А если залягут, он крикнет «ура»,

И место ему оставляют солдаты,

Усевшись вокруг золотого костра.

Его не увидеть. Повестку о смерти

Давно получили в далеком краю.

Но разве уступит солдатское сердце

И дружба, рожденная в трудном бою?

1942

223. «Бывала в доме, где лежал усопший…»

Бывала в доме, где лежал усопший,

Такая тишина, что выли псы,

Испуганная, в мыле билась лошадь

И слышно было, как идут часы.

Там на кровати, чересчур громоздкой,

Торжественно покойник почивал,

И горе молча отмечалось воском

Да слепотой завешенных зеркал.

В пригожий день, среди кустов душистых,

Когда бы человеку жить и жить,

Я увидал убитого связиста, —

Он всё еще сжимал стальную нить,

В глазах была привычная забота,

Как будто, мертвый, опоздать боясь,

Он торопливо спрашивал кого-то,

Налажена ли прерванная связь.

Не знали мы, откуда друг наш смелый,

Кто ждет его в далеком городке,

Но жизнь его дышала и гудела,

Как провод в холодеющей руке.

Быть может, здесь, в самозабвенье сердца,

В солдатской незагаданной судьбе,

Таится то высокое бессмертье,

Которое мерещилось тебе?

1942

224. «Я помню — был Париж.

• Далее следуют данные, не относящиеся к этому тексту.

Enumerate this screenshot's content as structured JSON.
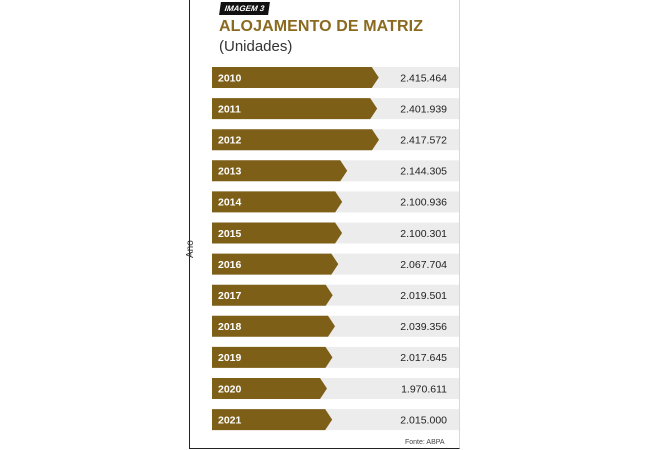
{
  "tag": "IMAGEM 3",
  "source": "Fonte: ABPA",
  "colors": {
    "bar": "#7e5f18",
    "row_bg": "#ececec",
    "title": "#8a6a1e"
  },
  "chart_data": {
    "type": "bar",
    "orientation": "horizontal",
    "title": "ALOJAMENTO DE MATRIZ",
    "subtitle": "(Unidades)",
    "ylabel": "Ano",
    "categories": [
      "2010",
      "2011",
      "2012",
      "2013",
      "2014",
      "2015",
      "2016",
      "2017",
      "2018",
      "2019",
      "2020",
      "2021"
    ],
    "values": [
      2415464,
      2401939,
      2417572,
      2144305,
      2100936,
      2100301,
      2067704,
      2019501,
      2039356,
      2017645,
      1970611,
      2015000
    ],
    "value_labels": [
      "2.415.464",
      "2.401.939",
      "2.417.572",
      "2.144.305",
      "2.100.936",
      "2.100.301",
      "2.067.704",
      "2.019.501",
      "2.039.356",
      "2.017.645",
      "1.970.611",
      "2.015.000"
    ],
    "grid": false,
    "legend": "none"
  }
}
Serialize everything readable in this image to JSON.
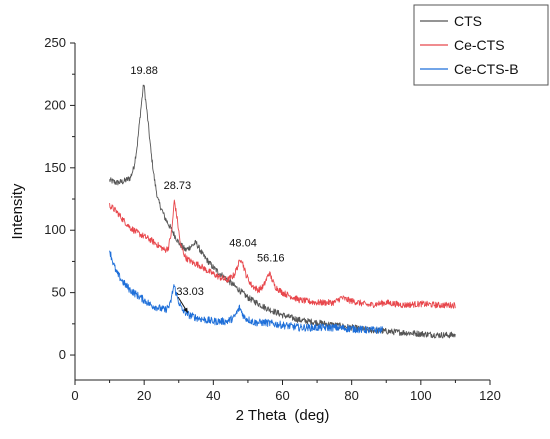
{
  "chart_data": {
    "type": "line",
    "xlabel": "2 Theta",
    "xlabel_unit": "(deg)",
    "ylabel": "Intensity",
    "xlim": [
      0,
      120
    ],
    "ylim": [
      -20,
      250
    ],
    "x_ticks": [
      0,
      20,
      40,
      60,
      80,
      100,
      120
    ],
    "y_ticks": [
      0,
      50,
      100,
      150,
      200,
      250
    ],
    "grid": false,
    "legend_position": "top-right",
    "series": [
      {
        "name": "CTS",
        "color": "#555555",
        "noise": 2.5,
        "points": [
          [
            10,
            140
          ],
          [
            12,
            138
          ],
          [
            14,
            139
          ],
          [
            16,
            142
          ],
          [
            17,
            150
          ],
          [
            18,
            168
          ],
          [
            19,
            196
          ],
          [
            19.88,
            218
          ],
          [
            21,
            190
          ],
          [
            22,
            162
          ],
          [
            23,
            140
          ],
          [
            24,
            124
          ],
          [
            26,
            110
          ],
          [
            28,
            100
          ],
          [
            30,
            90
          ],
          [
            32,
            84
          ],
          [
            34,
            88
          ],
          [
            35,
            90
          ],
          [
            37,
            80
          ],
          [
            40,
            70
          ],
          [
            45,
            58
          ],
          [
            50,
            46
          ],
          [
            55,
            38
          ],
          [
            60,
            32
          ],
          [
            65,
            28
          ],
          [
            70,
            26
          ],
          [
            75,
            24
          ],
          [
            80,
            22
          ],
          [
            85,
            20
          ],
          [
            90,
            19
          ],
          [
            95,
            18
          ],
          [
            100,
            17
          ],
          [
            105,
            16
          ],
          [
            110,
            16
          ]
        ]
      },
      {
        "name": "Ce-CTS",
        "color": "#e8474c",
        "noise": 2.5,
        "points": [
          [
            10,
            120
          ],
          [
            12,
            115
          ],
          [
            14,
            108
          ],
          [
            16,
            102
          ],
          [
            18,
            98
          ],
          [
            20,
            95
          ],
          [
            22,
            92
          ],
          [
            24,
            88
          ],
          [
            26,
            84
          ],
          [
            27,
            86
          ],
          [
            28,
            100
          ],
          [
            28.73,
            124
          ],
          [
            29.6,
            108
          ],
          [
            30.5,
            88
          ],
          [
            32,
            78
          ],
          [
            34,
            74
          ],
          [
            36,
            72
          ],
          [
            38,
            68
          ],
          [
            40,
            65
          ],
          [
            42,
            62
          ],
          [
            44,
            60
          ],
          [
            46,
            64
          ],
          [
            48.04,
            78
          ],
          [
            49.5,
            64
          ],
          [
            51,
            56
          ],
          [
            53,
            52
          ],
          [
            54.5,
            55
          ],
          [
            56.16,
            66
          ],
          [
            57.8,
            55
          ],
          [
            60,
            50
          ],
          [
            65,
            44
          ],
          [
            70,
            42
          ],
          [
            75,
            42
          ],
          [
            77,
            46
          ],
          [
            79,
            44
          ],
          [
            85,
            40
          ],
          [
            90,
            42
          ],
          [
            95,
            40
          ],
          [
            100,
            41
          ],
          [
            105,
            40
          ],
          [
            110,
            40
          ]
        ]
      },
      {
        "name": "Ce-CTS-B",
        "color": "#1e6fd9",
        "noise": 3,
        "points": [
          [
            10,
            84
          ],
          [
            11,
            74
          ],
          [
            12,
            66
          ],
          [
            14,
            58
          ],
          [
            16,
            52
          ],
          [
            18,
            48
          ],
          [
            20,
            44
          ],
          [
            22,
            40
          ],
          [
            24,
            38
          ],
          [
            26,
            36
          ],
          [
            27.5,
            40
          ],
          [
            28.6,
            56
          ],
          [
            29.8,
            44
          ],
          [
            31,
            36
          ],
          [
            33.03,
            32
          ],
          [
            35,
            30
          ],
          [
            38,
            28
          ],
          [
            40,
            27
          ],
          [
            44,
            27
          ],
          [
            46,
            30
          ],
          [
            47.6,
            38
          ],
          [
            49,
            30
          ],
          [
            52,
            26
          ],
          [
            55,
            26
          ],
          [
            60,
            24
          ],
          [
            65,
            22
          ],
          [
            70,
            22
          ],
          [
            75,
            22
          ],
          [
            80,
            21
          ],
          [
            85,
            20
          ],
          [
            89,
            20
          ]
        ]
      }
    ],
    "annotations": [
      {
        "text": "19.88",
        "x": 20,
        "y": 225
      },
      {
        "text": "28.73",
        "x": 29.6,
        "y": 133
      },
      {
        "text": "48.04",
        "x": 48.6,
        "y": 87
      },
      {
        "text": "56.16",
        "x": 56.6,
        "y": 75
      },
      {
        "text": "33.03",
        "x": 33.3,
        "y": 48,
        "arrow_to": [
          32.6,
          34
        ]
      }
    ]
  }
}
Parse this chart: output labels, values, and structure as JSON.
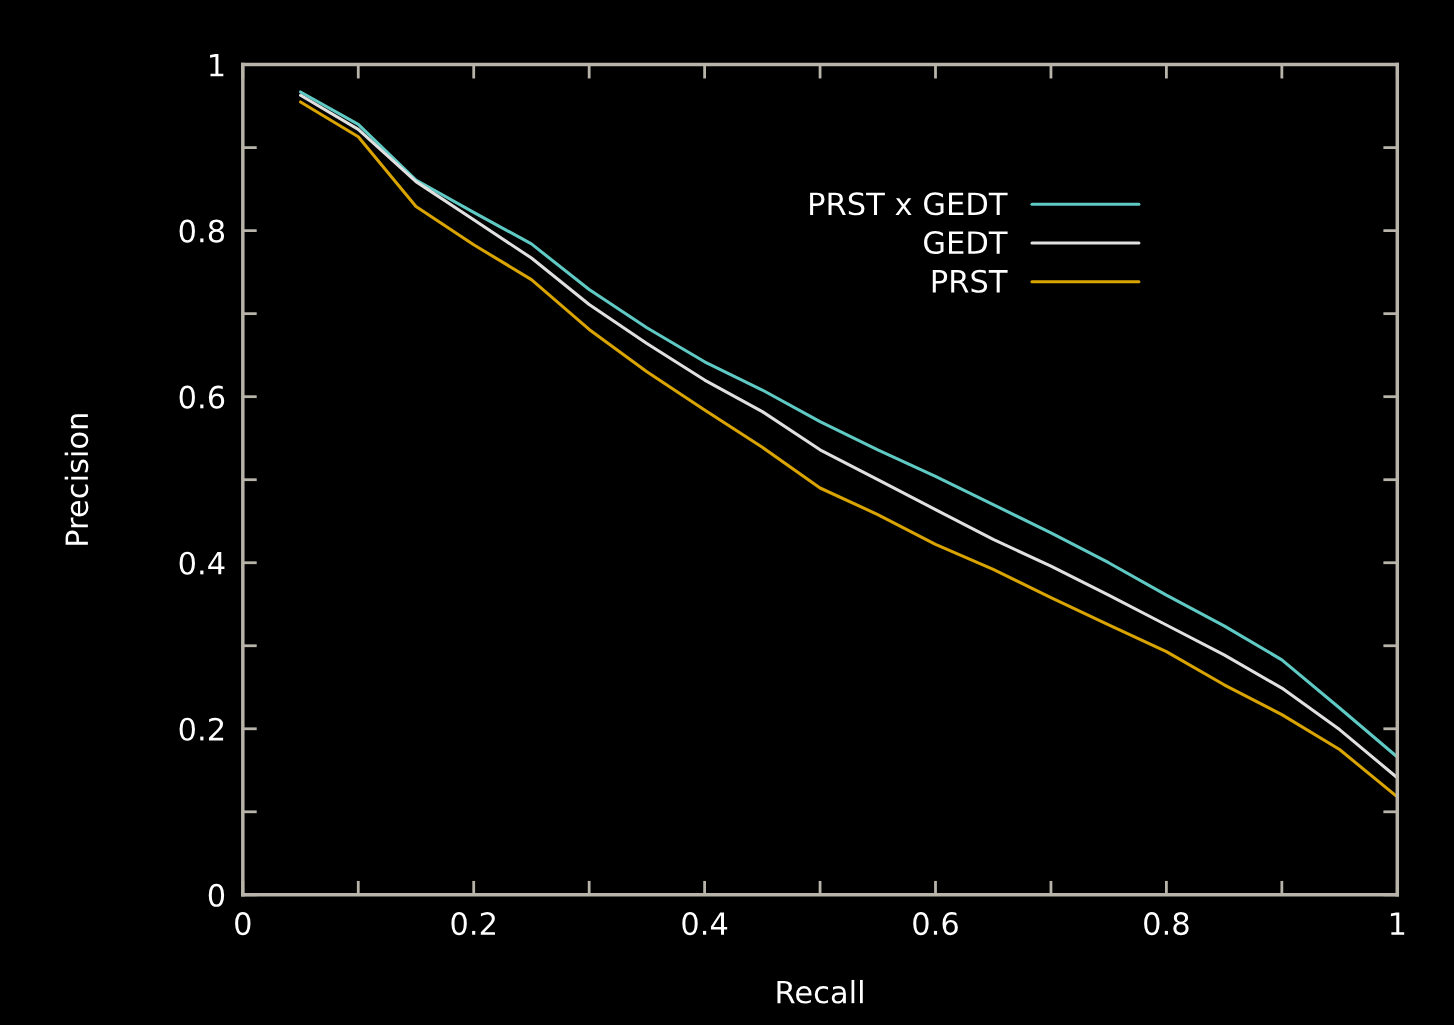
{
  "chart_data": {
    "type": "line",
    "xlabel": "Recall",
    "ylabel": "Precision",
    "x": [
      0.05,
      0.1,
      0.15,
      0.2,
      0.25,
      0.3,
      0.35,
      0.4,
      0.45,
      0.5,
      0.55,
      0.6,
      0.65,
      0.7,
      0.75,
      0.8,
      0.85,
      0.9,
      0.95,
      1.0
    ],
    "series": [
      {
        "name": "PRST x GEDT",
        "color": "#5fc9c4",
        "values": [
          0.967,
          0.928,
          0.861,
          0.822,
          0.784,
          0.729,
          0.683,
          0.642,
          0.608,
          0.57,
          0.536,
          0.504,
          0.47,
          0.436,
          0.4,
          0.361,
          0.324,
          0.283,
          0.225,
          0.166
        ]
      },
      {
        "name": "GEDT",
        "color": "#e0e0e0",
        "values": [
          0.963,
          0.922,
          0.859,
          0.813,
          0.767,
          0.711,
          0.664,
          0.62,
          0.582,
          0.536,
          0.5,
          0.464,
          0.428,
          0.396,
          0.361,
          0.325,
          0.289,
          0.249,
          0.199,
          0.141
        ]
      },
      {
        "name": "PRST",
        "color": "#d9a400",
        "values": [
          0.955,
          0.913,
          0.829,
          0.783,
          0.741,
          0.681,
          0.63,
          0.584,
          0.539,
          0.49,
          0.458,
          0.422,
          0.392,
          0.358,
          0.325,
          0.293,
          0.253,
          0.217,
          0.175,
          0.118
        ]
      }
    ],
    "xlim": [
      0,
      1
    ],
    "ylim": [
      0,
      1
    ],
    "xticks": [
      0,
      {
        "value": 0.1,
        "label": null
      },
      0.2,
      {
        "value": 0.3,
        "label": null
      },
      0.4,
      {
        "value": 0.5,
        "label": null
      },
      0.6,
      {
        "value": 0.7,
        "label": null
      },
      0.8,
      {
        "value": 0.9,
        "label": null
      },
      1
    ],
    "yticks": [
      0,
      {
        "value": 0.1,
        "label": null
      },
      0.2,
      {
        "value": 0.3,
        "label": null
      },
      0.4,
      {
        "value": 0.5,
        "label": null
      },
      0.6,
      {
        "value": 0.7,
        "label": null
      },
      0.8,
      {
        "value": 0.9,
        "label": null
      },
      1
    ],
    "grid": false,
    "legend": "top right",
    "marker": "none",
    "line_style": "solid"
  }
}
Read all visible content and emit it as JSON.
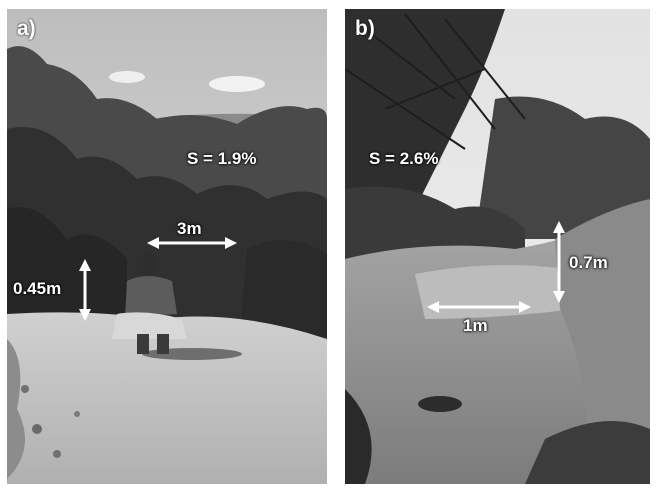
{
  "panels": [
    {
      "tag": "a)",
      "slope": "S = 1.9%",
      "width_label": "3m",
      "depth_label": "0.45m"
    },
    {
      "tag": "b)",
      "slope": "S = 2.6%",
      "width_label": "1m",
      "depth_label": "0.7m"
    }
  ],
  "colors": {
    "label": "#ffffff",
    "sky": "#dcdcdc",
    "vegetation": "#3a3a3a",
    "ground": "#b8b8b8"
  }
}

Краснели розы…»

Я помню — был Париж. Краснели розы

Под газом в затуманенном окне,

Как рана. Нимфа мраморная мерзла.

Я шел и смутно думал о войне.

Мой век был шумным, люди быстро гасли.

А выпадала тихая весна —

Она пугала видимостью счастья,

Как на войне пугает тишина.

И снова бой. И снова пулеметчик

Лежит у погоревшего жилья.

Быть может, это всё еще хлопочет

Ограбленная молодость моя?

Я верен темной и сухой обиде,

Ее не позабыть мне никогда,

Но я хочу, чтоб юноша увидел

Простые и счастливые года.

Победа — не гранит, не мрамор светлый,

В грязи, в крови, озябшая сестра,

Она придет и сядет незаметно

У бледного погасшего костра.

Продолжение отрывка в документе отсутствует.